And why exactly a more sophisticated memory model is needed in game console?
The first answer is that it's what we've already gotten.
There is no tractable development target CPU architecture that has an incoherent memory hierarchy that barely maintains the order of reads from writes in the same thread.
Reasoning through the development, validation, and use of established operating systems and system architectures means getting a sophisticated memory system, whether the game knows it or not.
That's the hardware and software architecture the GPU gets to hook into.
Low-overhead communication and command submission means being able to interact with memory locations in that sophisticated protected portion, rather than have communications going through an intermediary system process that performs copies, patches addresses, and notifies the consumer of the communication. If you want the GPU to be able to handle that memory properly, it has to play by those rules.
Getting things wrong is a fast way to have the system shut everything down.
To switch faster into menu?
It keeps bad code in one of those contexts from stomping on the data of the other, and it secures the OS(s) and hypervisor from erroneous or malicious code.

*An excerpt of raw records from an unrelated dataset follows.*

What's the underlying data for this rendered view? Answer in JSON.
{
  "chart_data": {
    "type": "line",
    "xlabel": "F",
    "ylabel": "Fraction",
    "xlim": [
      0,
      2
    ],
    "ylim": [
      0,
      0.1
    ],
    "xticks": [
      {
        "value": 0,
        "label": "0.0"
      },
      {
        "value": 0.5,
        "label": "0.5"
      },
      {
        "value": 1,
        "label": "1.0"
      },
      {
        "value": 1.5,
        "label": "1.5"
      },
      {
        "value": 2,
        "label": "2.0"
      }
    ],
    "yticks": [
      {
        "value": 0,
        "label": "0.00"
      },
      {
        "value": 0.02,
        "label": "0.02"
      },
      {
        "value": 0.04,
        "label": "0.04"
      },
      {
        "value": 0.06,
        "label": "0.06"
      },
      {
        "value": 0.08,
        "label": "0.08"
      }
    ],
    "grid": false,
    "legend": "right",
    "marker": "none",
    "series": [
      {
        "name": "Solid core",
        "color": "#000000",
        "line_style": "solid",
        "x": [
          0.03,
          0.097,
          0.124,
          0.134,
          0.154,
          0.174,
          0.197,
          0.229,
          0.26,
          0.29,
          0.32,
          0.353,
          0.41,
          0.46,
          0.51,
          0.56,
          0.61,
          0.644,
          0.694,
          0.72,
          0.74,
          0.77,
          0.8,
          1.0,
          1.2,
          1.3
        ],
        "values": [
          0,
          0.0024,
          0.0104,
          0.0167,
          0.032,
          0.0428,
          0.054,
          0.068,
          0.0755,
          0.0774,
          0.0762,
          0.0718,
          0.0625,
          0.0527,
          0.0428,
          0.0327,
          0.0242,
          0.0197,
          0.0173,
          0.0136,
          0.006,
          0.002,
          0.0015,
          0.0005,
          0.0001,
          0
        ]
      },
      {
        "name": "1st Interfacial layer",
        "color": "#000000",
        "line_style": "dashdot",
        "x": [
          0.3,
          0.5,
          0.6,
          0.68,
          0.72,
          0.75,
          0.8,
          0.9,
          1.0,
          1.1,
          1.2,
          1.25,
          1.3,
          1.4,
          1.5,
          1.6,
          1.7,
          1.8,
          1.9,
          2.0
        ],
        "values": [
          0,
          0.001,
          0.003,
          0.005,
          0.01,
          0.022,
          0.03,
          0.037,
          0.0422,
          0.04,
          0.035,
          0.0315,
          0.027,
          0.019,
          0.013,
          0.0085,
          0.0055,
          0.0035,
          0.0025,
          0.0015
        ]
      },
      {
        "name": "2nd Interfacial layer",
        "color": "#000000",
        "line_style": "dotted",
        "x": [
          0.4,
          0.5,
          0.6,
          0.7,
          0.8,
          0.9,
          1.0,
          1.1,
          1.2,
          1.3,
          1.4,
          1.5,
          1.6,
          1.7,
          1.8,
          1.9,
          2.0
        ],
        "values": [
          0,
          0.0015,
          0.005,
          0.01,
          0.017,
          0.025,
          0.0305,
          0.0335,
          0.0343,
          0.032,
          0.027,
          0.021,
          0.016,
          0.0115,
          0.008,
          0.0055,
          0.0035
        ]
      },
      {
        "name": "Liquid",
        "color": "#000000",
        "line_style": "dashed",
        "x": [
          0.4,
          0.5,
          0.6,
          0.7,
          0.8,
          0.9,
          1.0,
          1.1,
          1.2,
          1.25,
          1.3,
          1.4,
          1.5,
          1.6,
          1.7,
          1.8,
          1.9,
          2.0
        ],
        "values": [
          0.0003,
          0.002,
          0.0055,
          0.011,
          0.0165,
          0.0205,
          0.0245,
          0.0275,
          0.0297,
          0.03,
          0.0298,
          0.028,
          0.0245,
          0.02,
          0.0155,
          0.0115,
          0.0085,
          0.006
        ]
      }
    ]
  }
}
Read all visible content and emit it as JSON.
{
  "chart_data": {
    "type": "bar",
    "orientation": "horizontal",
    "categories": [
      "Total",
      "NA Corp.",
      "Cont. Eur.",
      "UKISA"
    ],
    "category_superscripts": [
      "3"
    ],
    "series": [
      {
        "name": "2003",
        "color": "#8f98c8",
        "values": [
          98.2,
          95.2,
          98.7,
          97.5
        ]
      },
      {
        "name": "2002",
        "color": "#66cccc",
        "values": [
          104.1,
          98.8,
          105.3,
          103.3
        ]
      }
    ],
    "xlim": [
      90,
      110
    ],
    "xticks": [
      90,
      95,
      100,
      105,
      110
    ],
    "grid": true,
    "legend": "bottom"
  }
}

It maintains protections, simplifies linking and communication between modules and libraries, and keeps the code from having to be rewritten because some instruction sequence in one place bumped things around a little bit in the stream, unlike what a certain local store architecture had a habit of doing.
All of these are one time setup tasks, which can be considered baggage as well.
Right now you need to feed CP with same commands each frame, which is a bigger problem. But it just means that drivers/APIs are bad, we know that already.
We've just gone to the effort of making sure that the GPU only has enough to process one triangle at a time, and nothing else.
And a digest of the system's carry-over state between frames.
Right now, or in the future hardware? In the future it can DMA from specific controller/CPU.
The future hardware is the fault mask used by Carrizo to detect when there's a fault and the GPU asks the grownup hardware to fix the booboo. After that is unclear.
P.S. and continuing the car analogy: GPU is the engine, and CPU is the starter motor, something like that.
If we want to torture the metaphor: In the cars I know of, the starter doesn't kick in whenever the driver taps the clutch, turns the wheel, or it starts raining.
Why not call the CPU the water pump of the GPU gasoline engine? In both cases, the system can operate about as long without.
CPUs are equally not suited. But modern CPUs have a lot of tricky hardware around them to make it less painful to run "branchy code".
So they're equally not suited, just that one does better when it encounters a branch in real life. I'm reading this right, right?
And the solution for both GPU or CPU is to stop writing branchy code
I tried adding that to my process.
IF code.is.branchy then...
...then...
..
. .
.